Baz’ a zo brema pell-amzer,
D’ar c’houlz m’ho defoa dennt ar ier
Il y a de cela bien longtemps
Quand les poules avaient des dents
Il y avait une fois un bonhomme qui était resté veuf avec trois filles.
Un jour, une de ses filles lui dit :
— « Si vous vouliez aller me chercher une cruche d’eau, à la fontaine, mon père ? Il n’y en a pas
une goutte dans la maison, et il m’en faut pour notre pot au feu. »
— « C’est bien, ma fille », répondit le vieillard.
Et il prit une cruche et se rendit à la fontaine.
Au moment où il était penché sur l’eau, emplissant sa cruche, un crapaud lui sauta à la figure et s’y colla si bien que tous ses efforts pour l’arracher demeurèrent inutiles.
— « Tu ne pourras m’arracher d’ici », lui dit le crapaud, « que quand tu m’auras promis
de me donner une de tes filles en mariage ! »
Il laissa sa cruche auprès de la fontaine, et courut à la maison.
— « Ô Dieu ! que vous est-il donc arrivé, père ? » s’écrièrent ses filles, en voyant dans quel
état il se trouvait.
— « Hélas ! mes pauvres enfants, cet animal m’a sauté à la figure, au moment où je puisais de l’eau
à la fontaine, et il dit à présent qu’il ne s’en ira, que si l’une de vous consent à le prendre pour mari. »
— « Grand Dieu ! que dites-vous là, mon père ? » répondit sa fille aînée ; prendre un crapaud
pour mari ! Il fait horreur à voir ! »
Et elle détourna la tête, et sortit de la maison.
La seconde fit comme elle.
— « Eh bien ! mon pauvre père », dit alors la plus jeune, « moi je consens à le prendre
pour mari, car mon cœur ne pourrait souffrir de vous voir rester en cet état ! »
Aussitôt le crapaud tomba à terre.
On fixa le mariage au lendemain.
Quand la fiancée entra dans l’église, accompagnée de son crapaud, le recteur (le curé) fut bien étonné, et il dit qu’il ne marierait jamais une chrétienne à un crapaud.
Pourtant, il finit par les unir, quand le père de la fiancée lui eut tout raconté, et promis beaucoup d’argent.
Alors, le crapaud emmena sa femme dans son château, car il avait un beau château.
Quand l’heure fut venue de se coucher, il la conduisit à sa chambre, et là, il quitta sa peau de crapaud et se montra sous l’apparence d’un jeune et beau prince !
Pendant que le soleil était sur l’horizon, il était crapaud, et la nuit, il était prince.
Les deux sœurs de la jeune mariée venaient quelquefois lui faire visite, et elles étaient bien étonnées de la trouver si gaie ; elle chantait et riait continuellement.
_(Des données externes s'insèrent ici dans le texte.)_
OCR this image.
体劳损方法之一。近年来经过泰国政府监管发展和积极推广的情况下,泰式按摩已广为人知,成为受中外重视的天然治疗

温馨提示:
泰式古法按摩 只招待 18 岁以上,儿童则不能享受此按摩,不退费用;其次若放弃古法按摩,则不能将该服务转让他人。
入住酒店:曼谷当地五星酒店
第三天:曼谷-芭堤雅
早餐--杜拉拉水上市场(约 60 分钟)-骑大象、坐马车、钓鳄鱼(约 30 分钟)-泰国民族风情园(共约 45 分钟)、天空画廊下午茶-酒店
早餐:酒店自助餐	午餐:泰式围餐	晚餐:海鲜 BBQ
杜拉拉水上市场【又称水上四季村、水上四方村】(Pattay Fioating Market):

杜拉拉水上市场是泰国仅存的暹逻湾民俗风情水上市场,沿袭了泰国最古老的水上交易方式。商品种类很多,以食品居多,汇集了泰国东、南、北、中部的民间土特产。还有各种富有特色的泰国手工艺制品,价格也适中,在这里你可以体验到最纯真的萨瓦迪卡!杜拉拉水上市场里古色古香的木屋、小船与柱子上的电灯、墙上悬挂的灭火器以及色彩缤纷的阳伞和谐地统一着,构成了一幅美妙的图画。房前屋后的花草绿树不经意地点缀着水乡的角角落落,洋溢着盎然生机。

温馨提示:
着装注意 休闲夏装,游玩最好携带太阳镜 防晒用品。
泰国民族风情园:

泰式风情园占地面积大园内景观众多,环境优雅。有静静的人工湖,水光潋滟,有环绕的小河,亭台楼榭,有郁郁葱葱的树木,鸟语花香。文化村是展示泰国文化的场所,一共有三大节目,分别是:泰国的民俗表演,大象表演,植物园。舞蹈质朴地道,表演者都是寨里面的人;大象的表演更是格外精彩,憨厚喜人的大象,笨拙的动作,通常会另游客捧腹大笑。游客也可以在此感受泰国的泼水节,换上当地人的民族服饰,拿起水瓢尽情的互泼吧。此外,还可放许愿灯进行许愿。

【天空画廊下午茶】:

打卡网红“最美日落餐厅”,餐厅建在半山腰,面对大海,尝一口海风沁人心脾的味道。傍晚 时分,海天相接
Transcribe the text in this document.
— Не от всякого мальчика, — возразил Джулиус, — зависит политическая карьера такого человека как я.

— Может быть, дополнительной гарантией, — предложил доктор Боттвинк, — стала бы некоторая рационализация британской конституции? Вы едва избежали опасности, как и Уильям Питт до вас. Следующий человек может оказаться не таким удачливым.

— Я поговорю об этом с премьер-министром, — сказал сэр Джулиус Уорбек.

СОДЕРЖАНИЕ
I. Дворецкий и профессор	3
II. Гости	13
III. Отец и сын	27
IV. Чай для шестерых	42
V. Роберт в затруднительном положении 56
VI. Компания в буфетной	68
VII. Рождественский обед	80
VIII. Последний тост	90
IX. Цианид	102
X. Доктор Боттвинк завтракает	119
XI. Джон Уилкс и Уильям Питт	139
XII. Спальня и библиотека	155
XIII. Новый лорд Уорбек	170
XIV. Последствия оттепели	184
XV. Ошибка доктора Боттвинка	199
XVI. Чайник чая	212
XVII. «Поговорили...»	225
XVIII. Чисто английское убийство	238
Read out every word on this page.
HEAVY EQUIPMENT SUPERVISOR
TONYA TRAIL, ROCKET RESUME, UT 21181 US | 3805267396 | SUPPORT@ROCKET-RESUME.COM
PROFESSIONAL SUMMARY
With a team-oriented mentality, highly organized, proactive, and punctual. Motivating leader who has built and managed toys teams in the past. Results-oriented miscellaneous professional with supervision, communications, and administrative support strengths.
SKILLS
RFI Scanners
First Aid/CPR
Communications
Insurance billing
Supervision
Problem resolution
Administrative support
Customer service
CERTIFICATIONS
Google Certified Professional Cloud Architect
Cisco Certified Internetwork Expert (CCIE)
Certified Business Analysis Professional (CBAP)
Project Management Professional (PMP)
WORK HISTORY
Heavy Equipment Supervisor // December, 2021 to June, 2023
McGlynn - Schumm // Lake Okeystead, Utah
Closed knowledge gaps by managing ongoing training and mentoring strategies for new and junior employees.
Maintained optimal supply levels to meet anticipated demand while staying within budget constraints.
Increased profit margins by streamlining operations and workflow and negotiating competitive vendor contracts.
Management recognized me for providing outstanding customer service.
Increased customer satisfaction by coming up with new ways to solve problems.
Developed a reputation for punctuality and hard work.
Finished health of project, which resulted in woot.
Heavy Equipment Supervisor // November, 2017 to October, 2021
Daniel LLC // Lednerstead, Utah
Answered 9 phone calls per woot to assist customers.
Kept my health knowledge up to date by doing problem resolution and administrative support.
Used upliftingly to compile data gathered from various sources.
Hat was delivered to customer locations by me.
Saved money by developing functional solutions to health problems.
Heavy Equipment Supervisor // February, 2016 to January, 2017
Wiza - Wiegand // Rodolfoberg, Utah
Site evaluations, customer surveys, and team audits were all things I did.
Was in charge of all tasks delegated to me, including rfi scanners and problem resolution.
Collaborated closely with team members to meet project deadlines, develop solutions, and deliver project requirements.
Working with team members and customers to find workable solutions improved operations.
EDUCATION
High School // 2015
— « Il y a quelque chose là-dessous », se disaient-elles . Il faut la surveiller, pour
voir. »
Une nuit, elles vinrent, tout doucement, regarder par le trou de la serrure, et elles furent bien
étonnées de voir un prince jeune et beau, au lieu d’un laid crapaud !
— « Tiens! tiens! le beau prince!… Si j’avais su !… » disaient-elles alors.
Elles entendirent le prince dire ces paroles à sa femme :
— « Demain, je dois aller en voyage, et je laisserai à la maison ma peau de crapaud. Veillez bien
qu’il ne lui arrive pas de mal, car j’ai encore un an et un jour à rester sous cette forme. »
— « C’est bien ! » se dirent les deux sœurs, qui écoutaient à la porte.
Le lendemain matin, le prince partit, comme il l’avait annoncé, et ses deux belles-sœurs vinrent faire
visite à sa femme.
— « Dieu, les belles choses que tu as ! Comme tu dois être heureuse avec ton crapaud ! » lui
disaient-elles.
— « Oui, sûrement, mes chères sœurs, je suis heureuse avec lui. »
— « Où est-il allé ? »
— « Il est allé en voyage. »
— « Si tu veux, petite sœur, je te peignerai tes cheveux, qui sont si
beaux! »
— « Je le veux bien, ma bonne sœur. »
Elle s’endormit, pendant qu’on lui peignait les cheveux, avec un peigne d’or, et ses sœurs prirent alors
ses clefs, dans sa poche, enlevèrent la peau de crapaud de l’armoire où elle était renfermée, et la jetèrent au feu.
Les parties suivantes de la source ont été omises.